The language is tonal, with tonal differences distinguishing lexical items (with few minimal pairs) and syntactic constructions. The intrinsic tones of individual words are often overridden with a different pattern in particular syntactic constructions, e.g., main verbs in positive main clauses become all-low-tone.
Many words also cause tone changes in closely connected following or preceding words by "tone spreading".
The tonal system is a terracing system with two tones and emic downsteps, but with the H! sequence being realized as extra-high in some contexts. The domain of tone is the vowel mora, but there are many constraints on the possible tone patterns with a word; uncompounded nouns show only 4 different overall possibilities at most for any given segmental shape, and inflecting verbs have only two possible intrinsic tone patterns.

==Orthography==
The orthography used above is basically that of the New Testament translation, which remained the only substantial written work available in Kusaal for a long time. The New Testament orthography, however, spells "goat" boog, and the vowel is intermediate between u and o, phonetic /[ʊ]/.
It is adequate for mother-tongue speakers but does not suffice to distinguish the seven distinct vowel qualities of Agole Kusaal, does not mark tone, and has partly inconsistent word-division conventions due to the complications produced by the Kusaal final vowel loss/reduction phenomena.

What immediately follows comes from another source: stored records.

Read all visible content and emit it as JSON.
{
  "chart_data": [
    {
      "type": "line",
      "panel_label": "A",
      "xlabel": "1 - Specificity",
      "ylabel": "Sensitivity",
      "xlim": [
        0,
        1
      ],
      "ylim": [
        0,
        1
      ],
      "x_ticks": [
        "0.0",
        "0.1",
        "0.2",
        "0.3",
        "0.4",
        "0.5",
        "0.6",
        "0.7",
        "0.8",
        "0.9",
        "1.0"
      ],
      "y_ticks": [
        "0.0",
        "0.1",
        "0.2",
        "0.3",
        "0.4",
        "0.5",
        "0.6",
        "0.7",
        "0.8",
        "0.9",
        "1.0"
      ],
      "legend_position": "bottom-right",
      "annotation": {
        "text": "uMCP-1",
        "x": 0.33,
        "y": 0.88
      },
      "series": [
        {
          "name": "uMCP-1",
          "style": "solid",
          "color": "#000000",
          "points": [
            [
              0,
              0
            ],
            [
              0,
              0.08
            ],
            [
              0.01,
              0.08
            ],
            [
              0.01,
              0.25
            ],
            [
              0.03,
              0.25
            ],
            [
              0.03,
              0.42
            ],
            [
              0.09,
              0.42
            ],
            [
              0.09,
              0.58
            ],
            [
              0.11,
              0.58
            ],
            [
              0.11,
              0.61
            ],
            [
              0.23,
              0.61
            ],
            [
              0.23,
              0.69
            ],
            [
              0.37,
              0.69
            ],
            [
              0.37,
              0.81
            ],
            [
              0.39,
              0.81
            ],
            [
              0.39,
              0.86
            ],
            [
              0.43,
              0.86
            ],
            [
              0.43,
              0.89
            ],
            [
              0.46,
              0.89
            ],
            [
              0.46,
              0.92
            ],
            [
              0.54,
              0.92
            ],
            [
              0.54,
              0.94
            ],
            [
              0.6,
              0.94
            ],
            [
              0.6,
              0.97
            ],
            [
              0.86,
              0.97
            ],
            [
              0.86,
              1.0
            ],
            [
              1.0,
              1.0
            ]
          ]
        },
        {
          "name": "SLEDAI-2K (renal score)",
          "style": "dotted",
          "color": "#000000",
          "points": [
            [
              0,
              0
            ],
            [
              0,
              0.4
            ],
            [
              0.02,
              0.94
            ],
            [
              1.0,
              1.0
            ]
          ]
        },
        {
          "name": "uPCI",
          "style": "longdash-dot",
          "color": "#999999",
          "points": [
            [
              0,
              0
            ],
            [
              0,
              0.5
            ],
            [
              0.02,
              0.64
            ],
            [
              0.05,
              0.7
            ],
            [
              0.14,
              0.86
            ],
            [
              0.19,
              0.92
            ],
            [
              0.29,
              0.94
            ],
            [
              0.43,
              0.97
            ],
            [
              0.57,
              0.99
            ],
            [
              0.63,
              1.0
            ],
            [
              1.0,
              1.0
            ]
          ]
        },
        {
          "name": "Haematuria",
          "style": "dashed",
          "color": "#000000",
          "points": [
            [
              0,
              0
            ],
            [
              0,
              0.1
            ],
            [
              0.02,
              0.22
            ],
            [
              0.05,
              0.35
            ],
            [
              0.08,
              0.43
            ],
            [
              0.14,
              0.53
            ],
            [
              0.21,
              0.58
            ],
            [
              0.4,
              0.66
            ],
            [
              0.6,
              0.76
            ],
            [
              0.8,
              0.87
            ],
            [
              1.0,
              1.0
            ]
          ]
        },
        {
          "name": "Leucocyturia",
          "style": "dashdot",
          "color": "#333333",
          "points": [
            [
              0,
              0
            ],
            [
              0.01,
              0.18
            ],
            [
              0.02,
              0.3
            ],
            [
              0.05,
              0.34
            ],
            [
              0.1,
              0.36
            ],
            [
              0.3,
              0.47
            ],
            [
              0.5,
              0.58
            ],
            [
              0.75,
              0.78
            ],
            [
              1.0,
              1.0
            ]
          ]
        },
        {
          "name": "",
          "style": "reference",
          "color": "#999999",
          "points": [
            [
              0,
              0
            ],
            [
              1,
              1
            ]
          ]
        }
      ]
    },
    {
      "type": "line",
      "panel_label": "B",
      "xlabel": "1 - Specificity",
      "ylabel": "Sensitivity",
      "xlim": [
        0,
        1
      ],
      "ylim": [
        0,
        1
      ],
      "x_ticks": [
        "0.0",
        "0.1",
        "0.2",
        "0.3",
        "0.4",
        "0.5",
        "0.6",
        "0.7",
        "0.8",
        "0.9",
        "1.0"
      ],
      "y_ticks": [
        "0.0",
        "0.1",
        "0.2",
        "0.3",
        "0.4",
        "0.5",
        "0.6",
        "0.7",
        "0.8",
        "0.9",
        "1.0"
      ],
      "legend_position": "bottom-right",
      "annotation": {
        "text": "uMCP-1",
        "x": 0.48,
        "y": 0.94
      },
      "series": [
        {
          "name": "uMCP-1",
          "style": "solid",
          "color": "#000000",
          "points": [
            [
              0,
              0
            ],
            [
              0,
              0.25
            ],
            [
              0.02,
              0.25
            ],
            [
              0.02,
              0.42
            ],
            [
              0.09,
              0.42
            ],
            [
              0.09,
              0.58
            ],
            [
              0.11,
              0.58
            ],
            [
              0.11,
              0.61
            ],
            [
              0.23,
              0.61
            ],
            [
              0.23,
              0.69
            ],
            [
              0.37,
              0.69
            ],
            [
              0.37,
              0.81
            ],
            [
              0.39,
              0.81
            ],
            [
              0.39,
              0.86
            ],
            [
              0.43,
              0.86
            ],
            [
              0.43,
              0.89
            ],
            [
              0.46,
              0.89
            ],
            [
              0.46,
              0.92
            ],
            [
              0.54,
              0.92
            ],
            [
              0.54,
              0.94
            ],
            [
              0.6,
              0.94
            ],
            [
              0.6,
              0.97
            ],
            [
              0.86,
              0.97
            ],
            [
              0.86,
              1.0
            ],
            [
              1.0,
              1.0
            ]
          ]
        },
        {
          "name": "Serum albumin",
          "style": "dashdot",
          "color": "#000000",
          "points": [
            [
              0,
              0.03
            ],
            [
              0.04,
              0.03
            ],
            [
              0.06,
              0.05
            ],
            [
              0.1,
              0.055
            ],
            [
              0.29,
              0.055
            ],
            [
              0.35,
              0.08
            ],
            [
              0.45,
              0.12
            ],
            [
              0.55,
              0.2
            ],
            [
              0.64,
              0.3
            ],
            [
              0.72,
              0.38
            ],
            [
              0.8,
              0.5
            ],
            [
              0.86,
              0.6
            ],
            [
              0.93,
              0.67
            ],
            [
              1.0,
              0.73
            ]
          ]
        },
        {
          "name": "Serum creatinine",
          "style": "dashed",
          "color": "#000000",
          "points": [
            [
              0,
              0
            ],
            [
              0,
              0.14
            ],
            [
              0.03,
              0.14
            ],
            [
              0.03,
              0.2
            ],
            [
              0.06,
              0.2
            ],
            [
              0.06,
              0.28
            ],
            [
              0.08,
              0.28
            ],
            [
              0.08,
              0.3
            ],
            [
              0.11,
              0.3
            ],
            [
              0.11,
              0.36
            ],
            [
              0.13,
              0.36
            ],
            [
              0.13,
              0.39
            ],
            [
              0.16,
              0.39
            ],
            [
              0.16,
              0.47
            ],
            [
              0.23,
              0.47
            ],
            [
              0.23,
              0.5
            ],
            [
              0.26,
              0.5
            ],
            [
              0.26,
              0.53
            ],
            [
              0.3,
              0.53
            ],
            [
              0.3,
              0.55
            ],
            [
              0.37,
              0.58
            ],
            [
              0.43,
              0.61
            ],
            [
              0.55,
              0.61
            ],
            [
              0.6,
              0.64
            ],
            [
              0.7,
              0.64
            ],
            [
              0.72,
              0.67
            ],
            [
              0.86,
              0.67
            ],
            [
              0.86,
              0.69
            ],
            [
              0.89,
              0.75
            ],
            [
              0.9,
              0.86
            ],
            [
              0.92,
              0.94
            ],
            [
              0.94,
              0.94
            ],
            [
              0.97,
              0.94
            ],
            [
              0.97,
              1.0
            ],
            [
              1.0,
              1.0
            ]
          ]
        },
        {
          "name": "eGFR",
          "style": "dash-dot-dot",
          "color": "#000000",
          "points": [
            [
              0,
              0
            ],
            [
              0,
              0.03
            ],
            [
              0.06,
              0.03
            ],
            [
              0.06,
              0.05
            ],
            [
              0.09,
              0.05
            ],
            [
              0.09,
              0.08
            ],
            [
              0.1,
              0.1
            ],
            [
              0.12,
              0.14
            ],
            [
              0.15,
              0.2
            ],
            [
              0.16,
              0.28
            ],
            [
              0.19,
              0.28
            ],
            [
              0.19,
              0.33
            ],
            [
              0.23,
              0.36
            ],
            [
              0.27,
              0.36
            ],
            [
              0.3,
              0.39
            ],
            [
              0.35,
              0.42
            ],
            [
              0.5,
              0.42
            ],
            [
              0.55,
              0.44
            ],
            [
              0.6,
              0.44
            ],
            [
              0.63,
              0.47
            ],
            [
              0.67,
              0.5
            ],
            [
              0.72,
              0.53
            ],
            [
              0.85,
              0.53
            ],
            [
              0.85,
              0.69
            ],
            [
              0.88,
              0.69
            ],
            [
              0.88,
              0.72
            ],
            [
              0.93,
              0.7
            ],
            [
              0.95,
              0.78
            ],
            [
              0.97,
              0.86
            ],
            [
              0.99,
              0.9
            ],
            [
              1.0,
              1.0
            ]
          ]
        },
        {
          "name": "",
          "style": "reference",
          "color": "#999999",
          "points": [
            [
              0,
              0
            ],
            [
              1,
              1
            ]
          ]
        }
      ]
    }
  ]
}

Since 2013, however, a unified orthography of the language has been in use and is used across various sectors including education at the University of Education, Winneba (Ajumako campus) and by translators who recently (2015) succeeded in revising the New Testament as well as translating the complete Old Testament into the language using the set of guidelines provided in the current orthography.

==Study==
Materials on Kusaal have gradually increased over the last few years. Some aids for learners were produced by the husband-and-wife Spratt team who pioneered the linguistic study of the language and may be obtainable from GILLBT (Ghana Institute of Linguistics, Literacy and Bible Translation) in Tamale, Ghana. Literacy materials, collections of folk stories and so forth have also been produced by GILLBT. There is also a simple dictionary compiled by David and Nancy Spratt from the same source. Also available are two master theses from native speaker linguists on the phonology (Musah 2010) and the syntax (Abubakar 2011). Much grammatical information on the Burkina Faso dialect (Toende) is to be found in Niggli's primarily phonological work cited below. Several other documents including the Orthography of the language are also available from GILLBT. Another fairly extensive grammar of Agolle Kusaal is available online.